Заметив изменившийся взгляд Ани, особенно контрастно ощутимый с тем, каков он был с утра: отчужденный и по обыкновению ранним утром раздраженный, Татьяна Алексеевна встревожилась. В глазах девочки горел неприкрытый интерес, и это не то, что Краснова разглядела в день их посещения собачьего приюта. Там она впервые увидела какова Аня, когда она умиротворена и всем сердцем спокойна. Какое это красивое разглаженное лицо, источающая внутренний свет доброты! Сколько на самом деле любви в этих глазах! Именно это тогда разглядела Татьяна Алексеевна, или надумала, потому что хотела это видеть, ведь замеченное ею так не похоже на Аню. Но сейчас это был какой-то тревожный, совершенно неспокойный, резкий интерес, подобный горячей искре, выбиваемой стуком кремния о камень.

Всю дорогу они практически молчали: за три часа лишь считанные фразы и слова, больше всего произнесенных в магазине, куда Татьяна Алексеевна завела Аню, чтобы девочка могла купить все себе необходимое из продуктов. В кофе, было, Татьяна Алексеевна хотела отказать, но Аня с таким недовольством посмотрела на нее выпучив губы, что Краснова решила оставить нетронутой набранную Аней корзину. В итоге, они вышли с полным пакетом конфет, печений, фруктов и всего остального, чего захотела этим утром душа Ани. Тогда же, выходя из магазина, она резко встала и сказала, что они забыли самое главное — сигареты. «Вот сигареты я тебе точно покупать не буду», — ответила Татьяна Алексеевна и пошла дальше. Хорошо, думала Аня, что у нее еще есть целая пачка, купленная вчера Ленкой по пути домой.

Татьяна Алексеевна была молчалива из-за вчерашних слов Ани, которых, казалось, Воскресенская уже забыла, либо делала вид, что ничего, собственно, не произошло. Больше всего Краснову мучила дилемма: как поступить, когда она передаст девочку персоналу — попрощаться с концами, или до скорой встречи. То, что правильнее всего будет первый вариант, а потому скорее так и поступит, омрачало настроение Татьяны Алексеевны.

Лестница выходила в центр пустого, хорошо освещенного солнечным светом коридора, по полу которого пролегал старый, потускневший, бежевого цвета длинный ковер. Разные концы коридора вели в разные отделения: направо в мужское спокойное, а налево в женское.

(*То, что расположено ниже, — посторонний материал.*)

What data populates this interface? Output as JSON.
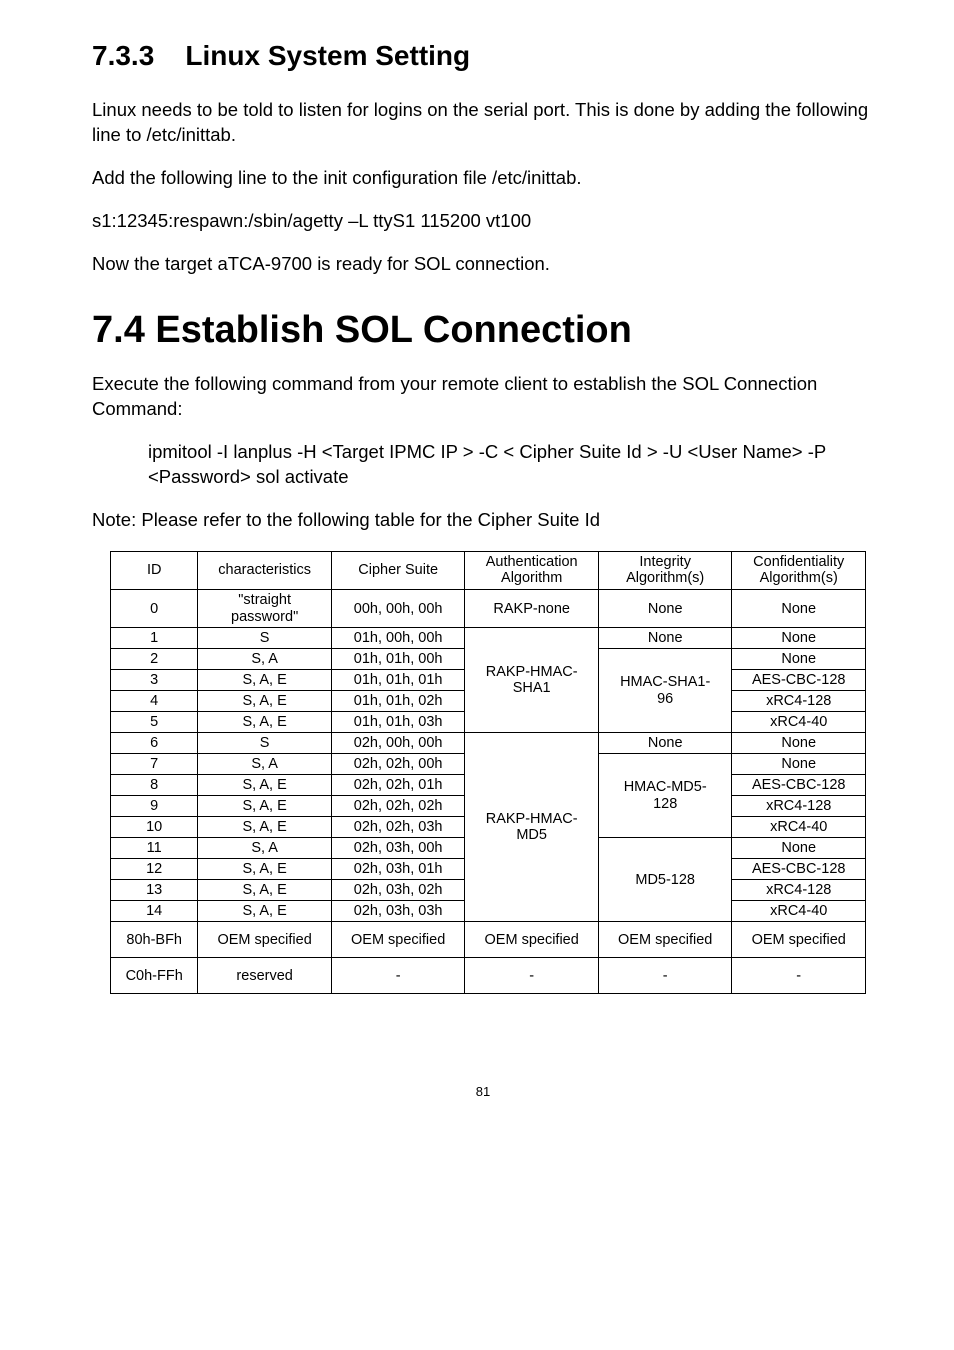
{
  "section733": {
    "number": "7.3.3",
    "title": "Linux System Setting",
    "para1": "Linux needs to be told to listen for logins on the serial port. This is done by adding the following line to /etc/inittab.",
    "para2": "Add the following line to the init configuration file /etc/inittab.",
    "code": "s1:12345:respawn:/sbin/agetty –L ttyS1 115200 vt100",
    "para3": "Now the target aTCA-9700 is ready for SOL connection."
  },
  "section74": {
    "number": "7.4",
    "title": "Establish SOL Connection",
    "para1": "Execute the following command from your remote client to establish the SOL Connection Command:",
    "cmd": "ipmitool -I lanplus -H <Target IPMC IP > -C < Cipher Suite Id > -U <User Name> -P <Password> sol activate",
    "note": "Note: Please refer to the following table for the Cipher Suite Id"
  },
  "table": {
    "headers": {
      "id": "ID",
      "char": "characteristics",
      "cs": "Cipher Suite",
      "auth1": "Authentication",
      "auth2": "Algorithm",
      "int1": "Integrity",
      "int2": "Algorithm(s)",
      "conf1": "Confidentiality",
      "conf2": "Algorithm(s)"
    },
    "r0": {
      "id": "0",
      "char1": "\"straight",
      "char2": "password\"",
      "cs": "00h, 00h, 00h",
      "auth": "RAKP-none",
      "int": "None",
      "conf": "None"
    },
    "r1": {
      "id": "1",
      "char": "S",
      "cs": "01h, 00h, 00h",
      "int": "None",
      "conf": "None"
    },
    "r2": {
      "id": "2",
      "char": "S, A",
      "cs": "01h, 01h, 00h",
      "conf": "None"
    },
    "r3": {
      "id": "3",
      "char": "S, A, E",
      "cs": "01h, 01h, 01h",
      "conf": "AES-CBC-128"
    },
    "r4": {
      "id": "4",
      "char": "S, A, E",
      "cs": "01h, 01h, 02h",
      "conf": "xRC4-128"
    },
    "r5": {
      "id": "5",
      "char": "S, A, E",
      "cs": "01h, 01h, 03h",
      "conf": "xRC4-40"
    },
    "r6": {
      "id": "6",
      "char": "S",
      "cs": "02h, 00h, 00h",
      "int": "None",
      "conf": "None"
    },
    "r7": {
      "id": "7",
      "char": "S, A",
      "cs": "02h, 02h, 00h",
      "conf": "None"
    },
    "r8": {
      "id": "8",
      "char": "S, A, E",
      "cs": "02h, 02h, 01h",
      "conf": "AES-CBC-128"
    },
    "r9": {
      "id": "9",
      "char": "S, A, E",
      "cs": "02h, 02h, 02h",
      "conf": "xRC4-128"
    },
    "r10": {
      "id": "10",
      "char": "S, A, E",
      "cs": "02h, 02h, 03h",
      "conf": "xRC4-40"
    },
    "r11": {
      "id": "11",
      "char": "S, A",
      "cs": "02h, 03h, 00h",
      "conf": "None"
    },
    "r12": {
      "id": "12",
      "char": "S, A, E",
      "cs": "02h, 03h, 01h",
      "conf": "AES-CBC-128"
    },
    "r13": {
      "id": "13",
      "char": "S, A, E",
      "cs": "02h, 03h, 02h",
      "conf": "xRC4-128"
    },
    "r14": {
      "id": "14",
      "char": "S, A, E",
      "cs": "02h, 03h, 03h",
      "conf": "xRC4-40"
    },
    "auth_rakp_sha1_1": "RAKP-HMAC-",
    "auth_rakp_sha1_2": "SHA1",
    "int_hmac_sha1_1": "HMAC-SHA1-",
    "int_hmac_sha1_2": "96",
    "auth_rakp_md5_1": "RAKP-HMAC-",
    "auth_rakp_md5_2": "MD5",
    "int_hmac_md5_1": "HMAC-MD5-",
    "int_hmac_md5_2": "128",
    "int_md5_128": "MD5-128",
    "oem": {
      "id": "80h-BFh",
      "char": "OEM specified",
      "cs": "OEM specified",
      "auth": "OEM specified",
      "int": "OEM specified",
      "conf": "OEM specified"
    },
    "res": {
      "id": "C0h-FFh",
      "char": "reserved",
      "cs": "-",
      "auth": "-",
      "int": "-",
      "conf": "-"
    }
  },
  "pagenum": "81"
}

В конце коридора располагалась высокая деревянная дверь белого цвета. Около таблички «женское спокойное отделение» находился звонок, нажав который, Татьяна Алексеевна немного подержала. Они стояли молча и ждали пока откроют. С серьезным, немного отчужденный видом, Краснова смотрела на дверь, будто бы она пришла одна, без Ани. Взволнованная неопределенностью своего будущего на последующие три месяца, Воскресенская всматривалась в лицо провожающей, желая поймать ее взгляд и разглядеть в нем одобрение или утешение; хоть что-нибудь увидеть, но не этот отчужденный, почти безразличный, пугающе-серьезный взгляд! Такого острого желания, как сейчас, чтобы Татьяна Алексеевна посмотрела на нее как раньше, как на сеансах в школе, Аня еще не испытывала. И вот, когда ей особенно необходимо утешение — его нет!

Послышалось как ключ проникает в замочную скважину, совершает два быстрых оборота и дверь отворяется наружу. Наконец Татьяна Алексеевна посмотрела на Аню, но не этот взгляд ей нужен был сейчас. Он бестолковый — от него только беспокойно на душе. Ане казалось, что так смотрят, когда проводят в места, откуда во всю оставшуюся жизнь не выпускают. Ей стало страшно, оттого немного холодно; по спине Ани пробежал мороз с дрожью. Она сделала шаг назад.